Gazze'de Anne Olmak: Savaşın Gölgesinde Anneler Günü Köşe Yazısı Makale Mehmet Şentürk yazdı...

Anneler Günü, dünya genelinde sevgi, şefkat ve fedakârlığın simgesi olan anneleri onurlandırmak için kutlanan özel bir gün. Ancak Filistin’in kanayan yarası Gazze’de, bu gün ne çiçekle ne de hediyelerle anılıyor… Orada anne olmak, yaşamla ölüm arasında ince bir çizgide yürümek demek.

Gazze'de bir annenin sabahı, çocuğunu okula gönderip ardından kahve keyfi yaparak başlamıyor. Her yeni gün, bombaların sesiyle, yıkılan evlerin enkazıyla, kayıp listelerinde tanıdık bir ismin olup olmadığını kontrol etmekle başlıyor. Çünkü Gazze’de anne olmak, bir çocuğun yalnızca büyümesini izlemek değil; onun hayatta kalmasını sağlamak için yaşamın her saniyesiyle mücadele etmek demek.

Anneler, çocuklarına hikâyeler anlatmak yerine sığınaklara nasıl koşacaklarını öğretiyor. Uyku masallarının yerini gece boyunca patlayan füzelerin sesi alıyor. Oyuncakların yerini travmalar, okul çantalarının yerini hastane dosyaları dolduruyor.

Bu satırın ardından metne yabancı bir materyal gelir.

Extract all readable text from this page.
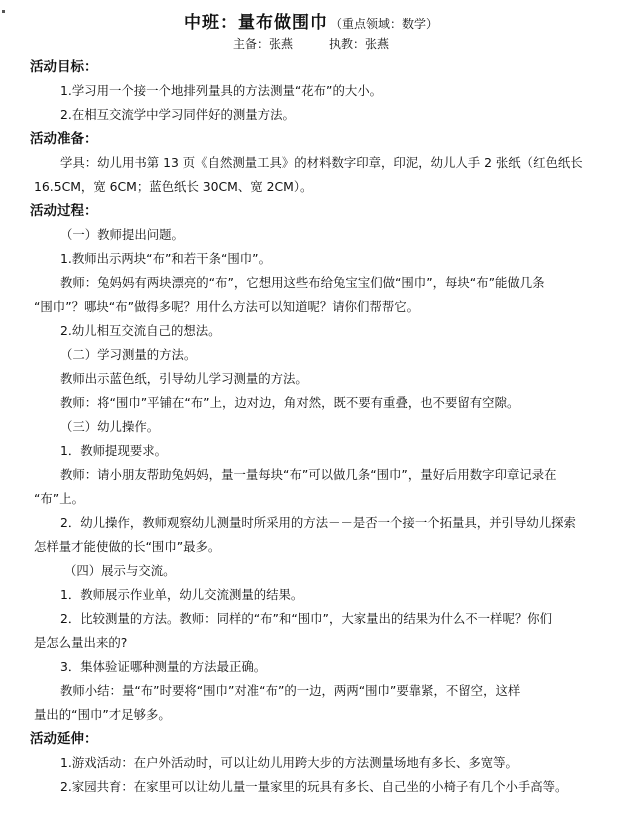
中班：量布做围巾 （重点领域：数学）
主备：张燕	执教：张燕
活动目标：
1.学习用一个接一个地排列量具的方法测量“花布”的大小。
2.在相互交流学中学习同伴好的测量方法。
活动准备：
学具：幼儿用书第 13 页《自然测量工具》的材料数字印章，印泥，幼儿人手 2 张纸（红色纸长
16.5CM，宽 6CM；蓝色纸长 30CM、宽 2CM）。
活动过程：
（一）教师提出问题。
1.教师出示两块“布”和若干条“围巾”。
教师：兔妈妈有两块漂亮的“布”，它想用这些布给兔宝宝们做“围巾”，每块“布”能做几条
“围巾”？哪块“布”做得多呢？用什么方法可以知道呢？请你们帮帮它。
2.幼儿相互交流自己的想法。
（二）学习测量的方法。
教师出示蓝色纸，引导幼儿学习测量的方法。
教师：将“围巾”平铺在“布”上，边对边，角对然，既不要有重叠，也不要留有空隙。
（三）幼儿操作。
1．教师提现要求。
教师：请小朋友帮助兔妈妈，量一量每块“布”可以做几条“围巾”，量好后用数字印章记录在
“布”上。
2．幼儿操作，教师观察幼儿测量时所采用的方法－－是否一个接一个拓量具，并引导幼儿探索
怎样量才能使做的长“围巾”最多。
（四）展示与交流。
1．教师展示作业单，幼儿交流测量的结果。
2．比较测量的方法。教师：同样的“布”和“围巾”，大家量出的结果为什么不一样呢？你们
是怎么量出来的?
3．集体验证哪种测量的方法最正确。
教师小结：量“布”时要将“围巾”对准“布”的一边，两两“围巾”要靠紧，不留空，这样
量出的“围巾”才足够多。
活动延伸：
1.游戏活动：在户外活动时，可以让幼儿用跨大步的方法测量场地有多长、多宽等。
2.家园共育：在家里可以让幼儿量一量家里的玩具有多长、自己坐的小椅子有几个小手高等。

Bu koşullar altında bile Gazze’li anneler, umudun en güçlü taşıyıcıları. Enkazların arasında doğan bebekleri kucaklarına alırken, gözlerinde yorgunlukla birlikte bir direniş de parlıyor. Onlar, hayatı yeniden inşa etmenin, her şeye rağmen sevmeyi ve korumayı sürdürebilmenin adı.

Anneler Günü’nde, dünyanın geri kalanında paylaşılan mutluluk karelerinin yanında, Gazze’deki annelerin çığlıklarını da duymak gerekiyor. Onların sessiz mücadelesi, sadece kendi çocukları için değil, insanlığın vicdanı için veriliyor.

Bugün, Gazze’deki annelerin varoluş direnişini unutmayalım.